Hireko Golf claims on its website that stainless steel is the most used material in golf clubs. “There are two main types of stainless steel used in golf club heads. One is 17-4 stainless steel (comprising of no more than 0.07% carbon, between 15 an 17% chromium, 4% nickel, 2.75% copper, and 75% iron and trace elements). 17-4 used primarily for metal woods, hybrids and some irons. The other type of stainless steel is 431.” SS 431 is usually comprised of no more than 0.2% carbon, 15-17% chromium, 1.25 – 2.5% nickel, and the remainder being iron and a few trace elements.
Pinemeadow Golf Products advises on its website that if a club is made from the same materials, using the same shapes, with the same weight distributions and overall weight, it should perform the same as another club similarly constructed. However just because they look alike, they may not be made of the same alloy. “For example, an aluminum driver that looks just like a club made from stainless steel will be inferior to that club and vice versa.”

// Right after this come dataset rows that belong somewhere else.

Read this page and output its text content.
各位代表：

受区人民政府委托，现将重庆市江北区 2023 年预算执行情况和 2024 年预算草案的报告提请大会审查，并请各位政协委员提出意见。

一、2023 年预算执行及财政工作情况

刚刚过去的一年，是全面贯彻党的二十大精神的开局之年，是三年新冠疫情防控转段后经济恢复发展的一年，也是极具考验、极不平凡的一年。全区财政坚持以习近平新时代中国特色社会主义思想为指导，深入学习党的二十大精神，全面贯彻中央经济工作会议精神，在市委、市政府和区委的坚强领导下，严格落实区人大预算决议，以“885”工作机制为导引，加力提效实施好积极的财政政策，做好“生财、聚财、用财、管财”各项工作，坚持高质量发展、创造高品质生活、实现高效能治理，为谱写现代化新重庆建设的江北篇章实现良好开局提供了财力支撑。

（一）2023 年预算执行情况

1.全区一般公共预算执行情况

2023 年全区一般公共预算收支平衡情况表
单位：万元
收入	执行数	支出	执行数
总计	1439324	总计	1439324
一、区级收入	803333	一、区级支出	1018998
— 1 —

Because the metal is so important to the success of the product, many of the club manufacturers outline the technical specifications of each of their clubs. For example, TaylorMade Golf Company lists each of their products with specifications. (fyi They use high grade 6061 aluminum body matched with tungsten sole and rear weight bar for one of their putters.) One of the Callaway Mack Daddy wedges has a shaft made of high-performance KBS Hi-Rev 2.0 105 steel. ASTM notes that A105 is a “Standard Specification for Carbon Steel Forgings for Piping Applications,” and notes that material shall adhere to tensile strength, yield strength, elongation, reduction of area, and hardness requirements – all of which are important when trying to hit a golf ball out of the rough.
Manufacturers of golf clubs need to ensure that the product they are shipping has been made according to specs, and that means the right metal and alloy formula for the particular club. Manufacturers should be verifying their materials throughout the manufacturing process — from monitoring their raw materials before they start production and ensuring there is no contaminated scrap from metal recycling facilities that could compromise their product, to confirming the finished product is made from the right alloy.
Metal alloy material verification for quality assurance and quality control (QA/QC) is critical to product integrity, and can even affect the safety of products or components. Manufacturers can avoid incorrect or out-of-specification metal alloys that can lead to premature and potential part failures that can be expensive, and damaging to their reputation by utilizing handheld XRF analyzers. These instruments are used in the aerospace and automotive industries where the wrong alloy content can have catastrophic consequences. A handheld LIBS analyzer is used by industrial businesses to confidently perform elemental analysis when carbon detection and mobility are top of mind, especially if there’s a need to identify low alloy/ carbon steels and L and H grade steels.
Golf pros will advise that winning a major tournament takes the right knowledge and skills, a lot of dedication and practice, the proper attitude, an abundance of patience, and an overwhelming desire to compete and win. But golf manufacturers will point out that you also need to provide your customers with the right clubs made of the right material, or they’ll never get that hole in one.